A proposito dei Truly e del music business

Ringrazio Domenico Cecaro per avermeli fatti conoscere. Ovviamente sapevo già dei Truly, ma solo come progetto successivo ai Soundgarden del “disperso” Hiro Yamamoto. Leggendo di loro in giro per la rete, la cosa che colpisce di più la gente è che sia lui, il fondatore di una delle più celebri band di Seattle, che Mark Pickerel, batterista degli Screaming Trees, mollarono i propri gruppi sul più bello per ripartire da un nuovo progetto molto spigoloso e intransigente.

Sono due i miti intorno a questa vulgata: intanto sia Hiro che Mark non erano il cuore del gruppo. A scrivere i pezzi era soprattutto Robert Roth, il quale fino a prima di fondare i Truly, era famoso per aver sfiorato il ruolo di quarto membro dei Nirvana. Inoltre i Truly, con tutto il rispetto, non erano intransigenti e contro il sistema, come la recessione dei due “big” coinvolti, farebbe ancora pensare.

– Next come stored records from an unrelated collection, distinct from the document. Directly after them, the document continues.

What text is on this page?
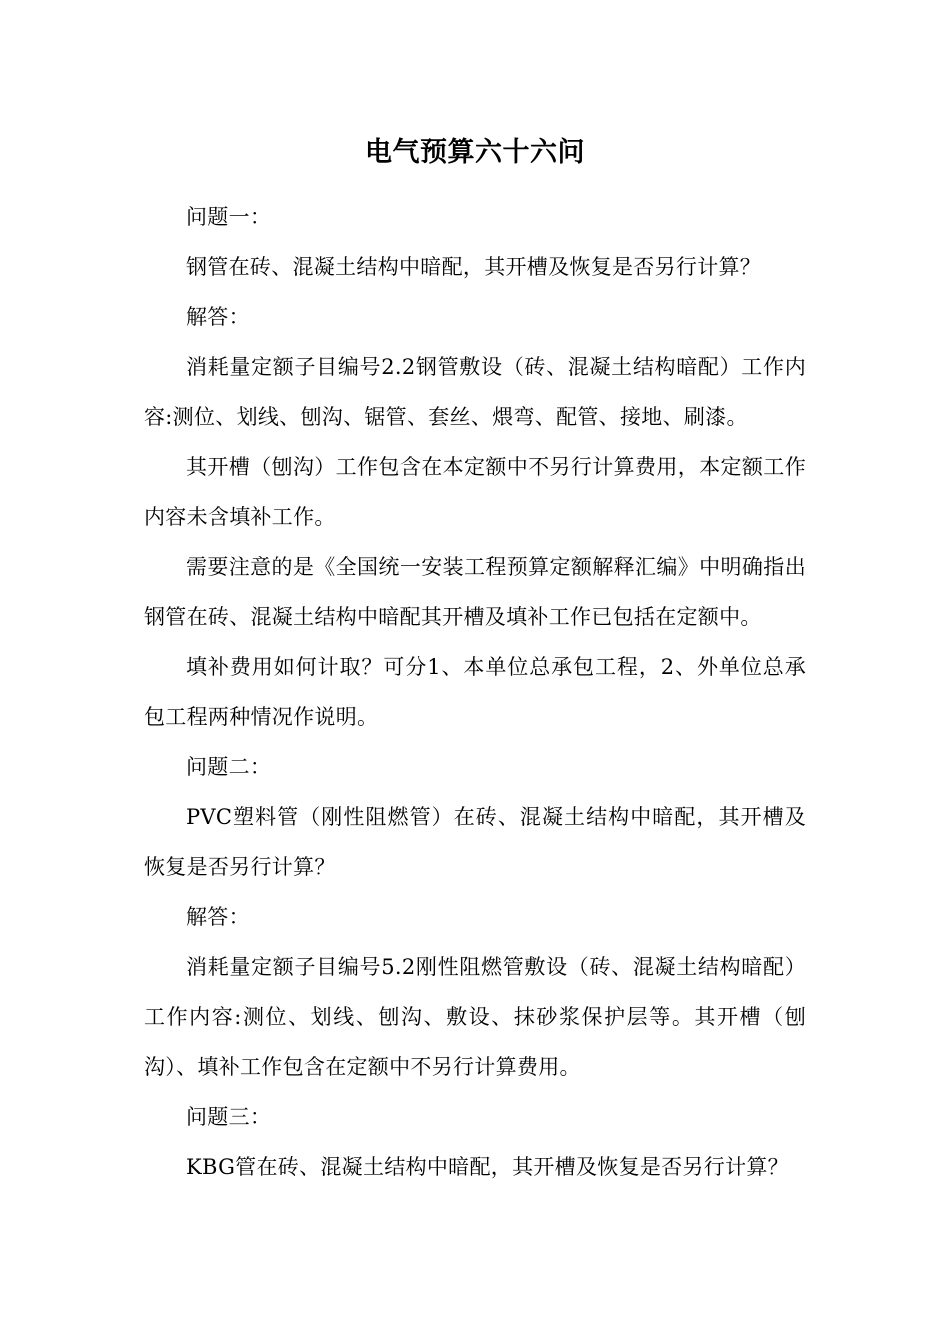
电气预算六十六问

问题一：

钢管在砖、混凝土结构中暗配，其开槽及恢复是否另行计算？

解答：

消耗量定额子目编号2.2钢管敷设（砖、混凝土结构暗配）工作内容:测位、划线、刨沟、锯管、套丝、煨弯、配管、接地、刷漆。

其开槽（刨沟）工作包含在本定额中不另行计算费用，本定额工作内容未含填补工作。

需要注意的是《全国统一安装工程预算定额解释汇编》中明确指出钢管在砖、混凝土结构中暗配其开槽及填补工作已包括在定额中。

填补费用如何计取？可分1、本单位总承包工程，2、外单位总承包工程两种情况作说明。

问题二：

PVC塑料管（刚性阻燃管）在砖、混凝土结构中暗配，其开槽及恢复是否另行计算？

解答：

消耗量定额子目编号5.2刚性阻燃管敷设（砖、混凝土结构暗配）工作内容:测位、划线、刨沟、敷设、抹砂浆保护层等。其开槽（刨沟）、填补工作包含在定额中不另行计算费用。

问题三：

KBG管在砖、混凝土结构中暗配，其开槽及恢复是否另行计算？
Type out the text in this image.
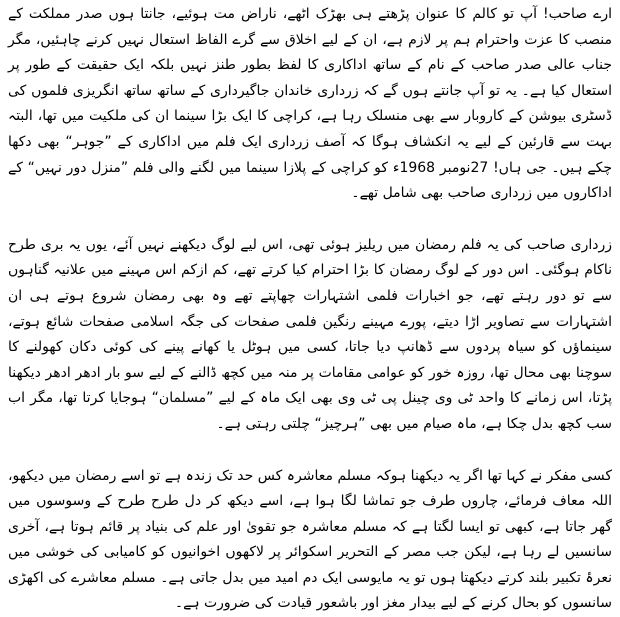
ارے صاحب! آپ تو کالم کا عنوان پڑھتے ہی بھڑک اٹھے، ناراض مت ہوئیے، جانتا ہوں صدر مملکت کے منصب کا عزت واحترام ہم پر لازم ہے، ان کے لیے اخلاق سے گرے الفاظ استعال نہیں کرنے چاہئیں، مگر جناب عالی صدر صاحب کے نام کے ساتھ اداکاری کا لفظ بطور طنز نہیں بلکہ ایک حقیقت کے طور پر استعال کیا ہے۔ یہ تو آپ جانتے ہوں گے کہ زرداری خاندان جاگیرداری کے ساتھ ساتھ انگریزی فلموں کی ڈسٹری بیوشن کے کاروبار سے بھی منسلک رہا ہے، کراچی کا ایک بڑا سینما ان کی ملکیت میں تھا، البتہ بہت سے قارئین کے لیے یہ انکشاف ہوگا کہ آصف زرداری ایک فلم میں اداکاری کے ”جوہر“ بھی دکھا چکے ہیں۔ جی ہاں! 27نومبر 1968ء کو کراچی کے پلازا سینما میں لگنے والی فلم ”منزل دور نہیں“ کے اداکاروں میں زرداری صاحب بھی شامل تھے۔

زرداری صاحب کی یہ فلم رمضان میں ریلیز ہوئی تھی، اس لیے لوگ دیکھنے نہیں آئے، یوں یہ بری طرح ناکام ہوگئی۔ اس دور کے لوگ رمضان کا بڑا احترام کیا کرتے تھے، کم ازکم اس مہینے میں علانیہ گناہوں سے تو دور رہتے تھے، جو اخبارات فلمی اشتہارات چھاپتے تھے وہ بھی رمضان شروع ہوتے ہی ان اشتہارات سے تصاویر اڑا دیتے، پورے مہینے رنگین فلمی صفحات کی جگہ اسلامی صفحات شائع ہوتے، سینماؤں کو سیاہ پردوں سے ڈھانپ دیا جاتا، کسی میں ہوٹل یا کھانے پینے کی کوئی دکان کھولنے کا سوچنا بھی محال تھا، روزہ خور کو عوامی مقامات پر منہ میں کچھ ڈالنے کے لیے سو بار ادھر ادھر دیکھنا پڑتا، اس زمانے کا واحد ٹی وی چینل پی ٹی وی بھی ایک ماہ کے لیے ”مسلمان“ ہوجایا کرتا تھا، مگر اب سب کچھ بدل چکا ہے، ماہ صیام میں بھی ”ہرچیز“ چلتی رہتی ہے۔

کسی مفکر نے کہا تھا اگر یہ دیکھنا ہوکہ مسلم معاشرہ کس حد تک زندہ ہے تو اسے رمضان میں دیکھو، اللہ معاف فرمائے، چاروں طرف جو تماشا لگا ہوا ہے، اسے دیکھ کر دل طرح طرح کے وسوسوں میں گھر جاتا ہے، کبھی تو ایسا لگتا ہے کہ مسلم معاشرہ جو تقویٰ اور علم کی بنیاد پر قائم ہوتا ہے، آخری سانسیں لے رہا ہے، لیکن جب مصر کے التحریر اسکوائر پر لاکھوں اخوانیوں کو کامیابی کی خوشی میں نعرۂ تکبیر بلند کرتے دیکھتا ہوں تو یہ مایوسی ایک دم امید میں بدل جاتی ہے۔ مسلم معاشرے کی اکھڑی سانسوں کو بحال کرنے کے لیے بیدار مغز اور باشعور قیادت کی ضرورت ہے۔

Certo, Hiro odiava la piega metal che i suoi Soundgarden avevano preso. Testualmente ne aveva abbastanza delle pose testosteroniche da dio del rock di Chris Cornell e dalla progressiva annessione del gruppo al circuito heavy che lui detestava. Mark invece era uscito dai Trees dopo averci dato dentro per tutto il loro cammino fino all’approdo con la Epic; se era andato prima dell’incisione del loro best-seller assoluto: Sweet Oblivion.

Quindi anche lui sembrò voler prendere le distanze da una situazione che stava diventando sempre meno alternativa al sistema, eppure i Truly fecero ciò che fecero seguendo le direttive di una grossa etichetta. E persero.

Se si studia un po’ il rock e le vicende delle varie band, specie quelle che non ce l’hanno fatta (o non ce l’hanno fatta del tutto) si scoprono un sacco di situazioni ridicole, inverosimili e crudeli su come il business delle grandi label, smanioso di fare soldi, abbia sprecato e divorato il talento di un sacco di gente meritevole. Robert Roth credo sia stato uno di questi. Appena uscì l’EP dei Truly per la SubPop le cose si mossero subito intorno al gruppo e nel giro di un paio d’anni, arrivò la firma per la Capitol Records.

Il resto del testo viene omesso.